Confronted with the evidence, Welch confessed. In September of 2017, he pled guilty to two counts of felony murder and was sentenced to 48 years in prison. It was scant comfort to the Lyon Family, who had waited almost the same amount of time for a resolution.
What I learned from the Lyon Sisters case
The meticulous, four-year-long interrogation, investigation and prosecution of Lloyd Lee Welch, Jr., drove home at least three key lessons that could apply to any cold case investigation:
· Discounted suspects deserve a second look. Based on Welch’s demeanor and clumsy lies, police couldn’t believe he possessed the criminal cunning necessary to abduct two adolescent girls without attracting attention. Indeed, some detectives today still believe he was assisted by family members who remain persons of interest. Regardless, the failure by police to take Welch seriously as a suspect not only delayed justice but left him free to assault other children over the next several years.
· Evidence can still be obtained decades later. Despite the lack of a body , and lack of cooperation by witnesses, investigators were still able to amass enough admissible evidence to compel Welch to plead guilty.
· Resolution doesn’t mean closure. In his book about the Lyon Sisters case, The Last Stone: A Masterpiece of Criminal Investigation (Atlantic Monthly Press, 2019), Mark Bowden wrote of Welch’s sentencing: “[It] was a thing beyond setting right, beyond the reach of justice, vengeance, forgiveness or healing. The only right response was despair. One could only embrace the sadness and turn away.”
It was intolerably sad to finally learn the truth about Sheila and Katherine, but also a relief. Their vanishing had touched a collective nerve, tapping into the terror of the unknown and fostering macabre speculation. I had come of age in the shadow of a horrific crime, and it haunted me for decades. That ended in 2017 when a dedicated cold case team finally brought the unspeakable to light.
Sources:
Dan Morse. “Imprisoned sex offender charged with murder in 1975 Lyon Sisters case.” Washington Post, July 15, 2015.

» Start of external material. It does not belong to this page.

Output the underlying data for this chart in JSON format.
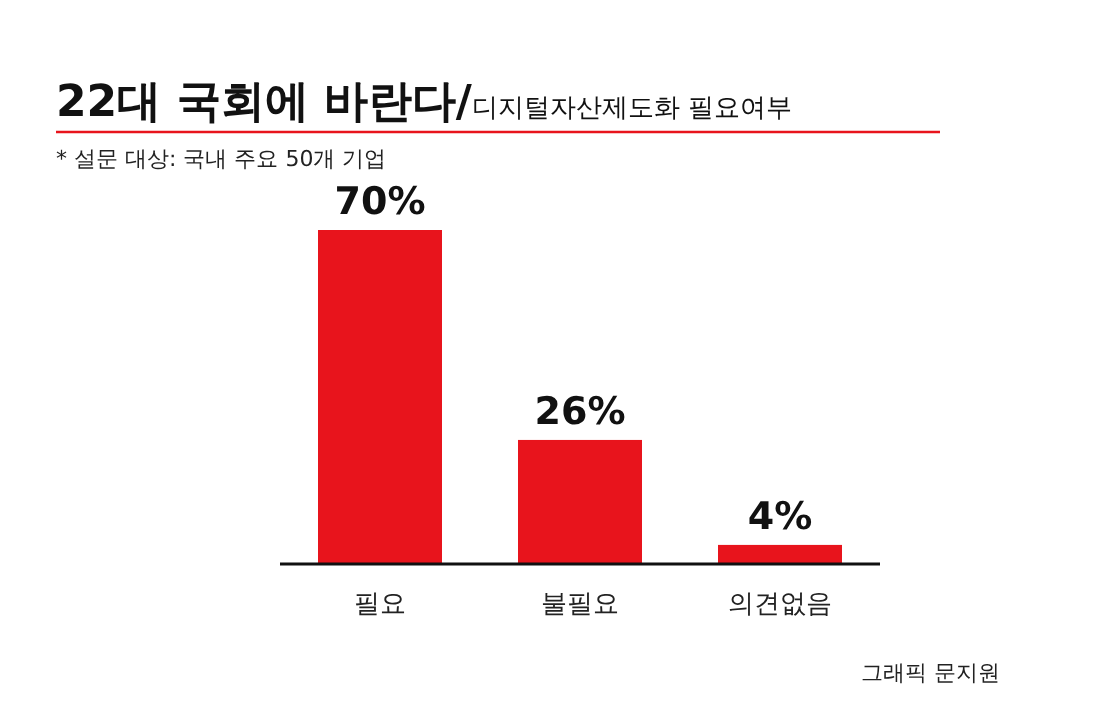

“The convicted sex offender being investigated in disappearance of sisters who vanished after trip to the mall in 1975.” DailyMail.com, February 11, 2014. https://www.dailymail.co.uk/news/article-2557028/Convicted-sex-offender-seen-paying-attention-two-young-sisters-vanished-trip-mall-1975.html
Elizabeth Tyree. “Report: Man charged with killing Lyon sisters in 1975 set to plead guilty.” WSET-TV, September 7, 2017. https://wset.com/news/local/report-man-charged-with-killing-lyon-sisters-in-1975-set-to-plead-guilty-09-07-2017
Neal Augenstein. “Welch pleads guilty to 1st degree murder in 1975 Lyon sisters killings.” WTOP News, September 12, 2017. https://wtop.com/local/2017/09/plea-expected-1975-lyon-sisters-murder/
Mark Bowden. The Last Stone: A Masterpiece of Criminal Interrogation. Atlantic Monthly Press, 2019.